3 out of 5
Created by: Antarès Bassis, Sophie Hiet
covers season 1
Unique in its variations on a theme, Trepalium unfortunately doesn’t dive deep enough into its near-future imaginings, nor does it offer up fleshed out characters with whom to take the journey.
Somewhere within the show, there’s undoubtedly commentary on our current political state, though I’m not smart enough to know how that translates to Frenchland politics; the premise has our Mad Max notes – a water shortage – and the every-single-dystopic-piece-of-media-ever concept of a sharp divide between classes, here defined by the employed (‘Actives’) and unemployed literally separated from each other by a giant wall, but there’s one key difference from the oodles of similar setups that kept Trepalium intriguing: life inside the wall ain’t so great either. And not in some “well, it’s okay for the rich” kinda way, although that does happen for those at the tops of the various pinnacles of employing industries, but even at that level it’s clear that there’s always a scramble: always having to show you’re on top of things; always producing; always working. The “zoners” (outside the wall) are homeless and nigh-waterless, while the Actives get food and shelter, but break times from demanding work regiments are 17 minutes long, children’s toys get burned after a certain point, and you have to prove your worth at your job by trampling over friends. It sounds absurd, but it’s not presented in such an absurd context, making it just a hop and skip from what many go through day-to-day in paycheck existences. And lording over these tribulations, the governors and mayors are in a constant dance of saving face and checking their back for knives. Things are shit all over.
The other thing that I found more believable – I have a low tolerance for dystopias because it’s hard to logic out exactly how things got to where they are, and when you start to backtrack most of these things, they start to fall apart – is that the world of Trepalium isn’t necessarily reimagined as being the whole planet; this is the existence of, perhaps, solely this cityscape, and it’s the political need (to gather money from other… places) to “prove” that the setup works by offering a work-for-hire type program for zoners that kicks off our plotty events… Furthermore, things have occurred on a scaled timeline of 30 years. Within, for example, my lifetime, if I lived in this world, I would have seen the classes stricken and the wall built. Something about putting it within that context makes it more frightening, instead of the vague and ominous “I guess the world was always like this” dystopias.
Anyhow, inevitably, revolution brews, and several Actives are seemingly assisting Zoners with some up-and-coming plans. One such Active is unfortunately taken for a ride by a fellow Active, seduced into a role in order to take advantage of her connections. When she disappears due to her involvement, her husband, in need of maintaining a stable familiy for his job promotion, convinces his work-for-hire Zoner – who very closely resembles his wife – to play her part. This is actually a pretty smart wrinkle, giving us various points of views on the various levels of society, and Trepalium’s dancing around its various characters and exploring its vision of its world absolutely worked to hold my interest.
The rest of it… not so much.

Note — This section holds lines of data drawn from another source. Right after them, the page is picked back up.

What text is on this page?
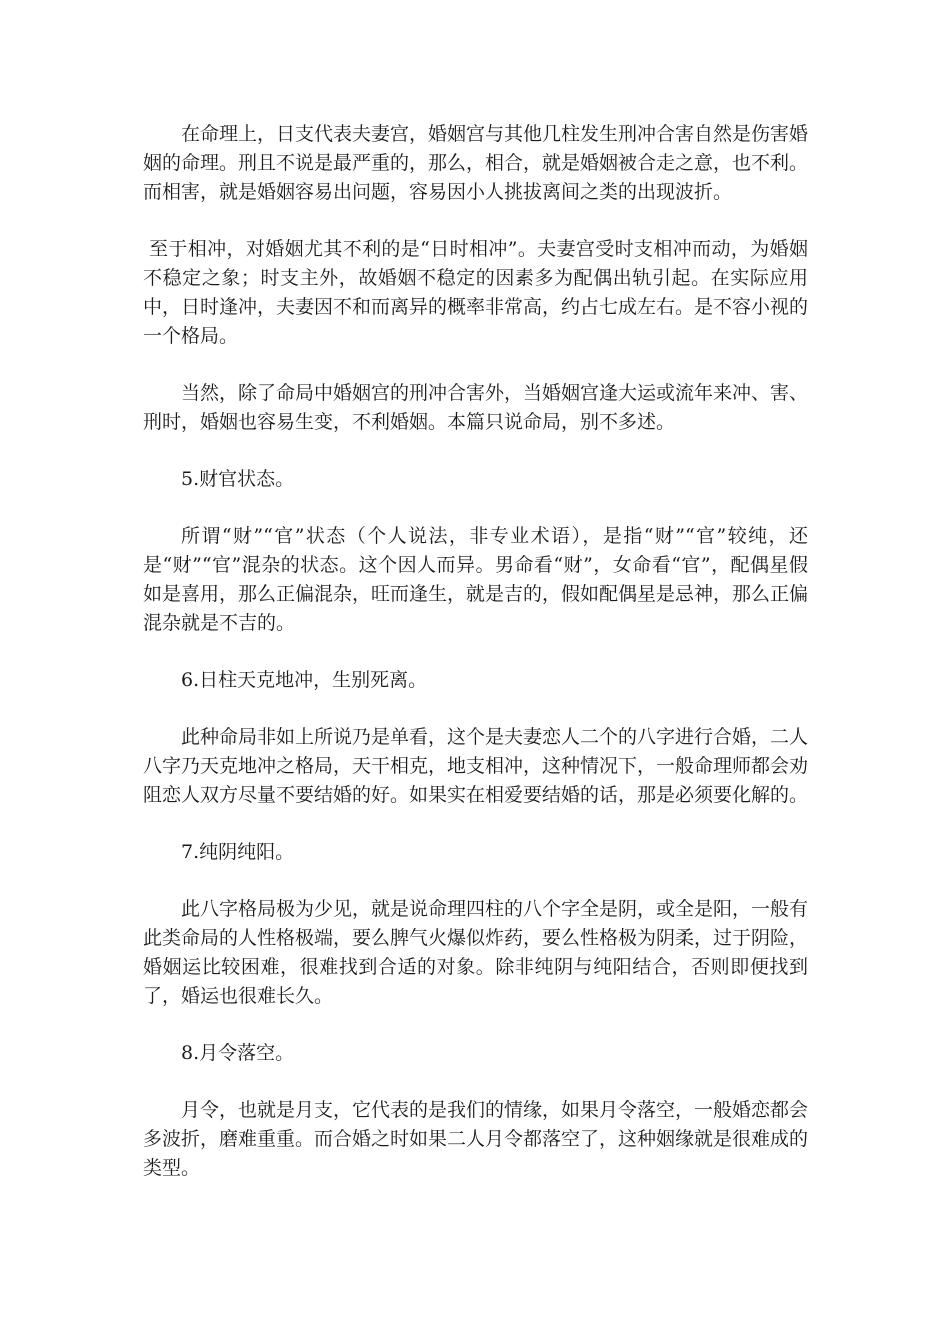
在命理上，日支代表夫妻宫，婚姻宫与其他几柱发生刑冲合害自然是伤害婚姻的命理。刑且不说是最严重的，那么，相合，就是婚姻被合走之意，也不利。而相害，就是婚姻容易出问题，容易因小人挑拔离间之类的出现波折。

至于相冲，对婚姻尤其不利的是“日时相冲”。夫妻宫受时支相冲而动，为婚姻不稳定之象；时支主外，故婚姻不稳定的因素多为配偶出轨引起。在实际应用中，日时逢冲，夫妻因不和而离异的概率非常高，约占七成左右。是不容小视的一个格局。

当然，除了命局中婚姻宫的刑冲合害外，当婚姻宫逢大运或流年来冲、害、刑时，婚姻也容易生变，不利婚姻。本篇只说命局，别不多述。

5.财官状态。

所谓“财”“官”状态（个人说法，非专业术语），是指“财”“官”较纯，还是“财”“官”混杂的状态。这个因人而异。男命看“财”，女命看“官”，配偶星假如是喜用，那么正偏混杂，旺而逢生，就是吉的，假如配偶星是忌神，那么正偏混杂就是不吉的。

6.日柱天克地冲，生别死离。

此种命局非如上所说乃是单看，这个是夫妻恋人二个的八字进行合婚，二人八字乃天克地冲之格局，天干相克，地支相冲，这种情况下，一般命理师都会劝阻恋人双方尽量不要结婚的好。如果实在相爱要结婚的话，那是必须要化解的。

7.纯阴纯阳。

此八字格局极为少见，就是说命理四柱的八个字全是阴，或全是阳，一般有此类命局的人性格极端，要么脾气火爆似炸药，要么性格极为阴柔，过于阴险，婚姻运比较困难，很难找到合适的对象。除非纯阴与纯阳结合，否则即便找到了，婚运也很难长久。

8.月令落空。

月令，也就是月支，它代表的是我们的情缘，如果月令落空，一般婚恋都会多波折，磨难重重。而合婚之时如果二人月令都落空了，这种姻缘就是很难成的类型。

Beyond functioning as reasons for the plot to move forward, the characters aren’t all the involving, and the show makes a rather annoying over-step by involving two characters in a way I just couldn’t buy. The revolution rumblings are also something of a non-starter, never really gelling into an understandable “cause,” but the final two episodes of events have some worthy additions, as well as – sticking with the show’s rather more grounded take on this topic – a logical aftermath to events. (Okay, there’s a final, final shot that’s likely bait for a second season that was pointless, but prior to that…)
I watched this on Shudder, which is weird, because it’s decidedly not horror, but my confusion on that didn’t effect my rating. It’s pretty clear from episode one what the tone is going to be, and I didn’t hesitate to watch the six episode season straight through.